Like a lollipop to suck, then at least they're quiet, women, because with all their social worker standards, which they're so keen on, they don't want to hurt a man. Wait a minute, I can still hear moaning, it's passing across a contorted face like clouds across a storm-lashed landscape. Sadly a country policeman doesn't earn much and still has a wife at home, from whom he has wearisomely drifted apart. At any rate they've still got the talking in front of them, while their hand reaches out to a trouser fly. Women can describe places of interest, torture themselves for weeks just for the sake of a moment, wait for years for the next one, be consoled and put off; when at last a brash erection stands ready for the both desired and heedless, headless performance, then all that waiting was in vain, because a human being flowers like a poplar and goes out like a cigarette stub: is forgotten.

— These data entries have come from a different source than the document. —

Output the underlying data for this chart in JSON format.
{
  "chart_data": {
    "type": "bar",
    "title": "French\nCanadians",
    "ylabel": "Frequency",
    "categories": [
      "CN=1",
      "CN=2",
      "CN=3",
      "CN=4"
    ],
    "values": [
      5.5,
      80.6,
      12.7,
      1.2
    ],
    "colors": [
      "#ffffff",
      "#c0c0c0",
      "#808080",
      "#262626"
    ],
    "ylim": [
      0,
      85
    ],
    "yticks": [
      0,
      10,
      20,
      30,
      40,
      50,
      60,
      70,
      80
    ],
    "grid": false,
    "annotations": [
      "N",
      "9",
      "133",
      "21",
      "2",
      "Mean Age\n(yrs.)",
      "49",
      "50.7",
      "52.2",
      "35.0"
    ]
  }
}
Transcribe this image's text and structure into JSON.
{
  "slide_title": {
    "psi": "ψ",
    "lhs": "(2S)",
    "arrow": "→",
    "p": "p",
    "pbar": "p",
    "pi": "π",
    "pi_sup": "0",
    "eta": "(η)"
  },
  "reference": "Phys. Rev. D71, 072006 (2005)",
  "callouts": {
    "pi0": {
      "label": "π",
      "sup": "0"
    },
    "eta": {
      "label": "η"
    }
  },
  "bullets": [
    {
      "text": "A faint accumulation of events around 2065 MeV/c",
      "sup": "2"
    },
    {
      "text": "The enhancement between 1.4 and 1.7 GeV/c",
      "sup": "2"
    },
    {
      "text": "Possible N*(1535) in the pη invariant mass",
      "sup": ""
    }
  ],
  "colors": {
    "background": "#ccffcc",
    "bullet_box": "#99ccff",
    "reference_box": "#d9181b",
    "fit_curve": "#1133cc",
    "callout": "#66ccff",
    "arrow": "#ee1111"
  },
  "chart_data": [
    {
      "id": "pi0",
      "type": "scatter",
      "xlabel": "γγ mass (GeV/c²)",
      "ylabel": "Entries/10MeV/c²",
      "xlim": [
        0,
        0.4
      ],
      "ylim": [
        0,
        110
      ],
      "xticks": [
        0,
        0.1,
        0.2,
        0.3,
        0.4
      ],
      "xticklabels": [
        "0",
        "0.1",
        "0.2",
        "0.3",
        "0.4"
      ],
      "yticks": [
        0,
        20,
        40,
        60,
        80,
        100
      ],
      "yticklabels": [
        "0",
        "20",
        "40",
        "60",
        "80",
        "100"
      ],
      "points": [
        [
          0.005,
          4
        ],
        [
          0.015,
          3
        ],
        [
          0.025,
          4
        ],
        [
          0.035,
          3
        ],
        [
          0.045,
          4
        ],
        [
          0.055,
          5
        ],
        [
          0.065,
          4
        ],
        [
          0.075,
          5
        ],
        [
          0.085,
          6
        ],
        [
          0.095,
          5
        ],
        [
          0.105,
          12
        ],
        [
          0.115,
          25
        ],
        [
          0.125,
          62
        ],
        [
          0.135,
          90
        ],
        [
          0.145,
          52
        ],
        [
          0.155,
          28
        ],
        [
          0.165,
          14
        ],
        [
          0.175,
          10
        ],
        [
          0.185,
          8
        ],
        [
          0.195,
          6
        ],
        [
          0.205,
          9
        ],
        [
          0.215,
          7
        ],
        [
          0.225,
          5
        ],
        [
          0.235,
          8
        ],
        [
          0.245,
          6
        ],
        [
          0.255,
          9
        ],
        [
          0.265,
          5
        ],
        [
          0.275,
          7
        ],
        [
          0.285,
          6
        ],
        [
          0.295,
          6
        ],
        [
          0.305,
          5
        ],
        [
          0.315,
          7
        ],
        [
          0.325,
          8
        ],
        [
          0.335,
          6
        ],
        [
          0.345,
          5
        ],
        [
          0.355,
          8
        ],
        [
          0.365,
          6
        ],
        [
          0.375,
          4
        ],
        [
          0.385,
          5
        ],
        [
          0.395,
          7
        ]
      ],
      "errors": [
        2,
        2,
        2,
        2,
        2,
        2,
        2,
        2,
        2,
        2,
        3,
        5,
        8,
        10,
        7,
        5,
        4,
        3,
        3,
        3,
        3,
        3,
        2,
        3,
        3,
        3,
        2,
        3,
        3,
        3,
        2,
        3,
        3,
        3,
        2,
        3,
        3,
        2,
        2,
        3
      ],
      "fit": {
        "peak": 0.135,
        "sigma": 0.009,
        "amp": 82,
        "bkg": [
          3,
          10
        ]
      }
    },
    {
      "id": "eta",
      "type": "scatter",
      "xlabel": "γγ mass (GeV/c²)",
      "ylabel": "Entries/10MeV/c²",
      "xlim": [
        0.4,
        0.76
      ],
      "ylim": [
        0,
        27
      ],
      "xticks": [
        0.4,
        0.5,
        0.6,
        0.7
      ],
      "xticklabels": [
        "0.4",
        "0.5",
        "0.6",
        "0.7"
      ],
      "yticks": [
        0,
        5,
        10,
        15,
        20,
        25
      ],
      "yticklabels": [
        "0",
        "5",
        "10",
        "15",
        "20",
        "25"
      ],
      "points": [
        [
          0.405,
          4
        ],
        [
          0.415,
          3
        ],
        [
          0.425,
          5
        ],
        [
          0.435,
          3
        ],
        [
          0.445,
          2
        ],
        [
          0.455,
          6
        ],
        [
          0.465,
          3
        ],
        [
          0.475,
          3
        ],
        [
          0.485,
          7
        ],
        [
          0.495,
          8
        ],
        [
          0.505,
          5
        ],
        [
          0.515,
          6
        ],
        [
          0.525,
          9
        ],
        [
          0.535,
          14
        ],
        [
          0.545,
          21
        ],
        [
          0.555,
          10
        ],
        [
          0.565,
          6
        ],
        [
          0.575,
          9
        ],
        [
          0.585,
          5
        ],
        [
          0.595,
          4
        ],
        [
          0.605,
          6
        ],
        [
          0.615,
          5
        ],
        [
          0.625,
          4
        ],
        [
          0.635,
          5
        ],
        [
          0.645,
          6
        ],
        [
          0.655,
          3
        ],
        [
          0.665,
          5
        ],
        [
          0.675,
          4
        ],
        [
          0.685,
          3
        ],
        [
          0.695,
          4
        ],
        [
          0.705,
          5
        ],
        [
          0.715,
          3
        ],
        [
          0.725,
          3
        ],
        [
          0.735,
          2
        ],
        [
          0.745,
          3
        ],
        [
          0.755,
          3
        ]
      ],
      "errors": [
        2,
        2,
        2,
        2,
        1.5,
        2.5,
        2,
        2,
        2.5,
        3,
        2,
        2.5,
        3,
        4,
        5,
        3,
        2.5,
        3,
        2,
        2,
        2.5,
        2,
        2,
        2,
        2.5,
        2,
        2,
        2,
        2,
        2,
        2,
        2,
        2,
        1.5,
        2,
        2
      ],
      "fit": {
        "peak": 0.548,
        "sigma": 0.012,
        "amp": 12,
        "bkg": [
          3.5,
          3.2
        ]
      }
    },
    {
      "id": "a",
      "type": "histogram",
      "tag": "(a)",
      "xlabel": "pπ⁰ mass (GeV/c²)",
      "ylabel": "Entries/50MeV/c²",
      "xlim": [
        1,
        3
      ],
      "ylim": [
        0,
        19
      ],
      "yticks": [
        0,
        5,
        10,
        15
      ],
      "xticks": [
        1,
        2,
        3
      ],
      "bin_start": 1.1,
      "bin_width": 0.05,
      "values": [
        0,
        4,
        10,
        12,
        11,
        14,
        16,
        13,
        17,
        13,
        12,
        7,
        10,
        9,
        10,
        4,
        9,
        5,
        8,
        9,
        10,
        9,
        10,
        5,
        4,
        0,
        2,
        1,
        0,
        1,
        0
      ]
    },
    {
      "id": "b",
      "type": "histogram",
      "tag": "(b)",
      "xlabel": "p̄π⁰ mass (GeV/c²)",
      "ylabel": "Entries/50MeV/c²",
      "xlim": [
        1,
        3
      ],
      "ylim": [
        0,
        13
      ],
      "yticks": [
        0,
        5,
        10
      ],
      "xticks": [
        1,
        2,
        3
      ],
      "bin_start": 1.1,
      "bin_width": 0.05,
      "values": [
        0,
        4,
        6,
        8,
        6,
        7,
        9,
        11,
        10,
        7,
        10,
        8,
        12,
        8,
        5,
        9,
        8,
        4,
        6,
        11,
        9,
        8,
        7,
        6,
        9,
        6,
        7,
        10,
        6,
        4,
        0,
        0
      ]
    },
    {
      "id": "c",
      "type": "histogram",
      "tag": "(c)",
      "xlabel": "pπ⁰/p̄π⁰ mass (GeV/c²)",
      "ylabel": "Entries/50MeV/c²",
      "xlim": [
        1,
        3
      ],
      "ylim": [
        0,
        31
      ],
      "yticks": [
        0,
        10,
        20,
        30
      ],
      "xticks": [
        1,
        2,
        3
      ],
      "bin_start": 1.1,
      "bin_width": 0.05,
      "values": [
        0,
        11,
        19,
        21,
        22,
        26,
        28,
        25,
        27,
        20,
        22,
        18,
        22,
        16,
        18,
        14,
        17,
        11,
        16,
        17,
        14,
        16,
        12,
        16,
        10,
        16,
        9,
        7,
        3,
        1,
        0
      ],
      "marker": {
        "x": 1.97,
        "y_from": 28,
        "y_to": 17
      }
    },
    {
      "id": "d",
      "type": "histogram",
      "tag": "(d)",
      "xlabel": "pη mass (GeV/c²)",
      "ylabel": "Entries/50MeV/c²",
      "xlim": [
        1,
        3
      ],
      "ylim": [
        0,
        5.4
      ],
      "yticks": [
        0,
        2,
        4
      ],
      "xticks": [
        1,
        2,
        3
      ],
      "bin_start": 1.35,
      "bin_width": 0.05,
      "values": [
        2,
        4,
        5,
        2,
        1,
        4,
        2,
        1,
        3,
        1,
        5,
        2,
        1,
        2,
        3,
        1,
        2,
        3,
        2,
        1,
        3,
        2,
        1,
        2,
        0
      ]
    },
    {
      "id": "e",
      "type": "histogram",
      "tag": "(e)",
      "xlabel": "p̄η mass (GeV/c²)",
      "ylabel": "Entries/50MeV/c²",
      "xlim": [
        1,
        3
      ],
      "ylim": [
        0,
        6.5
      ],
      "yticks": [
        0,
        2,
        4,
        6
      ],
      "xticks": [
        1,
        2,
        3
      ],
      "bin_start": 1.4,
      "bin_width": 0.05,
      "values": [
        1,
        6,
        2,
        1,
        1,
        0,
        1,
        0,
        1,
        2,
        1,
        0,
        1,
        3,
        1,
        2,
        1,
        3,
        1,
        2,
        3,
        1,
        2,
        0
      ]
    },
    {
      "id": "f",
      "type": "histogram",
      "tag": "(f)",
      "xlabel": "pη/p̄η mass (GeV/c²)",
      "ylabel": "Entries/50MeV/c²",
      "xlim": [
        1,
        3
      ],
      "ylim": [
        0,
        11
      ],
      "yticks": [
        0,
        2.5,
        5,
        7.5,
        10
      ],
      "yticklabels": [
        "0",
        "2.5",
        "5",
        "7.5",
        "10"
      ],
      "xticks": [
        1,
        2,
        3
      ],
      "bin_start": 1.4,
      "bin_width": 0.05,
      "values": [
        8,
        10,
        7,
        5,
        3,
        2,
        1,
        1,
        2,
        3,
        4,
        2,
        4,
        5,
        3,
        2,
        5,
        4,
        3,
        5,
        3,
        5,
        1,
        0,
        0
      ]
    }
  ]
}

One simply has to understand women, everything depends on that, everything is dependent on that. Politicians have to do it, too, of course, if only with words, as men we'll perhaps manage it better with actions, something new for once, and all our actions are now really the last thing. A true act of love, if one meanwhile had more and better things to do. Sometimes even jogging has to be dropped. Then the country policeman takes his own car, it's for a good cause, this lady in the side street next to the local kindergarten has got the itch again today, I have a gut feeling about it, what, it's three weeks since she got it the last time? I would never have thought that it's already so long ago, time to give her a good going over again. What she wants is for her stomach to be pushed down onto the mattress and to be opened up fast, intended for immediate use, because she has long been open to everything, but only rarely has the opportunity to get well oiled when she does open up. So that the creaking of the hinges (the secret drawer isn't pulled out so often!) doesn't sound so loud. There are little children next door, a whole crowd of them!